Chinese recommendations for COVID-19 treatment
In China, it is recommended to inject patients with 5 million IU of IFNa by vapor inhalation twice a day in combination with ribavirin.
Recently, clinical trials have been registered to evaluate the combination of lopinavir/ritonavir and IFNα2b and the combination of lopinavir/ritonavir with ribavirin and IFNß1b administered subcutaneously.
The introduction of IFN-I by vapor inhalation purposefully affects the respiratory tract. However, the pharmacodynamics and pharmacokinetics of this administration method have never been evaluated. On the contrary, intravenous and subcutaneous methods of administration are well described and have already proven their safety in several clinical trials.
The combination of IFN-I with lopinavir/ritonavir, ribavirin, or remdesivir may increase its effectiveness since the effectiveness of such combinations is observed in vitro against other coronaviruses.
It may also be appropriate to evaluate IFN-III for the COVID-19 treatment due to its protective effect on the respiratory tract.
Conclusions
Ifnß1 may be a safe and effective treatment for COVID-19 in the early stages of infection.
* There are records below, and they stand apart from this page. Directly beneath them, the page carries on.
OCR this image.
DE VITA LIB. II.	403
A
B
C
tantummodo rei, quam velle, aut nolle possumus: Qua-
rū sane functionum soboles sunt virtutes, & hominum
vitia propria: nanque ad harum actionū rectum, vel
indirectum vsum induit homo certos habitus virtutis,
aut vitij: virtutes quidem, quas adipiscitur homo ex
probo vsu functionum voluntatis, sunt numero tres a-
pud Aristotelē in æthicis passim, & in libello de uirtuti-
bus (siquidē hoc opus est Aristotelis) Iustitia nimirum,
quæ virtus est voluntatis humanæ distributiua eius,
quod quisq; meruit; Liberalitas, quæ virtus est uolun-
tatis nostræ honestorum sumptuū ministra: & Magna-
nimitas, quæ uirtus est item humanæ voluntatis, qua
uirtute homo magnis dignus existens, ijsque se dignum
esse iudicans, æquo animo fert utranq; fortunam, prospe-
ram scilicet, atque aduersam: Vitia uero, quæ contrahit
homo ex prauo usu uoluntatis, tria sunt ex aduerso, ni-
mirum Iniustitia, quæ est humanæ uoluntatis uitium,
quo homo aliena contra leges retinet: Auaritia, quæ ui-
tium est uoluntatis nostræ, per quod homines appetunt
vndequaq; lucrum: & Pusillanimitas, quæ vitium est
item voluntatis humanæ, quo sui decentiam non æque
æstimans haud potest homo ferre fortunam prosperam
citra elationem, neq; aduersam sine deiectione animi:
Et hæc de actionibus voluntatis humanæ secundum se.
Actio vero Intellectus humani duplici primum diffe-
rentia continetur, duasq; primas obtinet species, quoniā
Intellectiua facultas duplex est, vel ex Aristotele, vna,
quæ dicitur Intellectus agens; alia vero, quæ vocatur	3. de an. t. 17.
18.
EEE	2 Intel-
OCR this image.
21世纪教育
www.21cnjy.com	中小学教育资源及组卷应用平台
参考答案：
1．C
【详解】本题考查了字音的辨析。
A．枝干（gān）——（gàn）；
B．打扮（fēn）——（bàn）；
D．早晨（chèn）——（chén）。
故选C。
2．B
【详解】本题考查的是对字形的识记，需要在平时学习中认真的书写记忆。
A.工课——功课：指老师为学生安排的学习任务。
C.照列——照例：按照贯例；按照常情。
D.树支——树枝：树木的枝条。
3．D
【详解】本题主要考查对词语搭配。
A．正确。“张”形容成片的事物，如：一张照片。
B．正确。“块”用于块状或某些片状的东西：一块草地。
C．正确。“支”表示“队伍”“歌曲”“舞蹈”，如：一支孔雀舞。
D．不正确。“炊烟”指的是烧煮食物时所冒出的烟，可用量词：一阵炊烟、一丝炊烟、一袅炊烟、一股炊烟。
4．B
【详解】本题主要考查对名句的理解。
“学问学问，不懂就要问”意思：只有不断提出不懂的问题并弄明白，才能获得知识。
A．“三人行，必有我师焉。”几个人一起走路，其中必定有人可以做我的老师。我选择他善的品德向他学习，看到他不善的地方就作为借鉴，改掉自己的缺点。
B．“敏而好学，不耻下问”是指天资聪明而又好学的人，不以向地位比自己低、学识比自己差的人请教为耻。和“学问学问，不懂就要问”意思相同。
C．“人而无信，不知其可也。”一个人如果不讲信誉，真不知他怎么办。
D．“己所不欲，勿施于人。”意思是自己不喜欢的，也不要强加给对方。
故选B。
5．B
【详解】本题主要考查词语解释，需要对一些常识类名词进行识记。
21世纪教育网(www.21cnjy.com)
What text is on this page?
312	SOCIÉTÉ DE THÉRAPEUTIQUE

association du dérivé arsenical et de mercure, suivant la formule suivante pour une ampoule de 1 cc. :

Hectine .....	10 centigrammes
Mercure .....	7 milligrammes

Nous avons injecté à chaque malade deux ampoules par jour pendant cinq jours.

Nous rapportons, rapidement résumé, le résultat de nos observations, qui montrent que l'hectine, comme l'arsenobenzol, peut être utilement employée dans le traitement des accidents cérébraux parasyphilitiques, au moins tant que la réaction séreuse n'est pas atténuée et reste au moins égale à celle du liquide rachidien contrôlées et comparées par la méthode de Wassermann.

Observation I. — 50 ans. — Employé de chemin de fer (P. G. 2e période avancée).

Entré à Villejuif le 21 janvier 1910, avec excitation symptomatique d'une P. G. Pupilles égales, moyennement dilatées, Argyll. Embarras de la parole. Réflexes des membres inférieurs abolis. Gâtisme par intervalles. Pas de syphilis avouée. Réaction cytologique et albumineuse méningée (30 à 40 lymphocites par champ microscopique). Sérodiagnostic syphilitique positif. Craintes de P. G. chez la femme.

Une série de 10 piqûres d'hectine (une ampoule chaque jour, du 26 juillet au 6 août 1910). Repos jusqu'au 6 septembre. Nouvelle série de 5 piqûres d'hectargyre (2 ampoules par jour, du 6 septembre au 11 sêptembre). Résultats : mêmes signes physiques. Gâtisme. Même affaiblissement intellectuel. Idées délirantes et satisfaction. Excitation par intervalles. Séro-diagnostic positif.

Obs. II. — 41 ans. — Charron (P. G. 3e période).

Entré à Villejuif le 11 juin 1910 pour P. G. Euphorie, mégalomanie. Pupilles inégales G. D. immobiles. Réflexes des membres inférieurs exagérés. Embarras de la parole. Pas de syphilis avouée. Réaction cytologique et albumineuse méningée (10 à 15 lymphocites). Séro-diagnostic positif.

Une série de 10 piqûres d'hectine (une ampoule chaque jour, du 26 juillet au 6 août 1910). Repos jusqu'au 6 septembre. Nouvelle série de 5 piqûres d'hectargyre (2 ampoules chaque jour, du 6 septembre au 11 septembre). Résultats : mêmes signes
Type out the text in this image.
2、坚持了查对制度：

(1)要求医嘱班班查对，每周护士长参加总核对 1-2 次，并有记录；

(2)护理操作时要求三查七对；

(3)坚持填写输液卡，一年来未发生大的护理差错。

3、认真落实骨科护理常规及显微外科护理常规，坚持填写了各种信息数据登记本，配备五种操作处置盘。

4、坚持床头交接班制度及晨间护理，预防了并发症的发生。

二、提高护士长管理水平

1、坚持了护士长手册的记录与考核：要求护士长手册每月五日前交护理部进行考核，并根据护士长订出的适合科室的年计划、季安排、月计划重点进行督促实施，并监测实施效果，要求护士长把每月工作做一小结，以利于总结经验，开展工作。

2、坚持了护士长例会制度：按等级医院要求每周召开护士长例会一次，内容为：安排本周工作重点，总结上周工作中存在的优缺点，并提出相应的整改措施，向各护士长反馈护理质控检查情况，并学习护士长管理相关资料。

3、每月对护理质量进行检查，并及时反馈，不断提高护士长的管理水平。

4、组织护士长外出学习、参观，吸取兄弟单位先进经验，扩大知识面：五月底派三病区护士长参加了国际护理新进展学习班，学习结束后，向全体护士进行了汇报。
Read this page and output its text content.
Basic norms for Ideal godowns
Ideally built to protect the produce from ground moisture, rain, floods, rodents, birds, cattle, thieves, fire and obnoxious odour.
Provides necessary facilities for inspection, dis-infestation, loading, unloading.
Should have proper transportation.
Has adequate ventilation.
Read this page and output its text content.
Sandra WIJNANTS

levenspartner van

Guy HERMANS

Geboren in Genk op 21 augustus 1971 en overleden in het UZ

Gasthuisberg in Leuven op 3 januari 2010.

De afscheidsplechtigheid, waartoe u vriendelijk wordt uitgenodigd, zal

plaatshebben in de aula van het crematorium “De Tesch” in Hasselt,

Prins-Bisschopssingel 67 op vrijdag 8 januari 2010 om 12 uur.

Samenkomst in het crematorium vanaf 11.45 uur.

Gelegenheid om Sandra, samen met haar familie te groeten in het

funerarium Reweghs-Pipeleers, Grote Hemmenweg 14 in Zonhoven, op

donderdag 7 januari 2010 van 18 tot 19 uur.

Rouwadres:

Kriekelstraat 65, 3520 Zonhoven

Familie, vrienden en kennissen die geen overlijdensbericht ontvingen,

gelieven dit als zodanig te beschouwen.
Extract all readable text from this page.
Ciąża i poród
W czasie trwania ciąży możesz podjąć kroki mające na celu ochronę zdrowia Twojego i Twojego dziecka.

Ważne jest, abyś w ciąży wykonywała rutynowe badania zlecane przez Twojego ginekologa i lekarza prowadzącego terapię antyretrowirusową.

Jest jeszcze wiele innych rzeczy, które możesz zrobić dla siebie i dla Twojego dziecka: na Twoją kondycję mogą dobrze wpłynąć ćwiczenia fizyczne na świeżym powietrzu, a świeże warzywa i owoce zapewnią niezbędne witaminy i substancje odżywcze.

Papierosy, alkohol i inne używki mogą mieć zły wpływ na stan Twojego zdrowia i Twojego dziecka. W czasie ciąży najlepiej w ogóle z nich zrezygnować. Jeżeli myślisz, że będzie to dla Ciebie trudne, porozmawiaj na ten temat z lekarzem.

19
Similar treatments have had mixed effectiveness against MERS-CoV and SARS-CoV viruses, but in vitro studies have shown that SARS-CoV-2 may be significantly more sensitive to IFN-I than other coronaviruses.
There is currently no animal model of COVID-19. But this should not prevent the clinical evaluation of IFN-I treatment since its safety has already been evaluated in numerous independent clinical trials.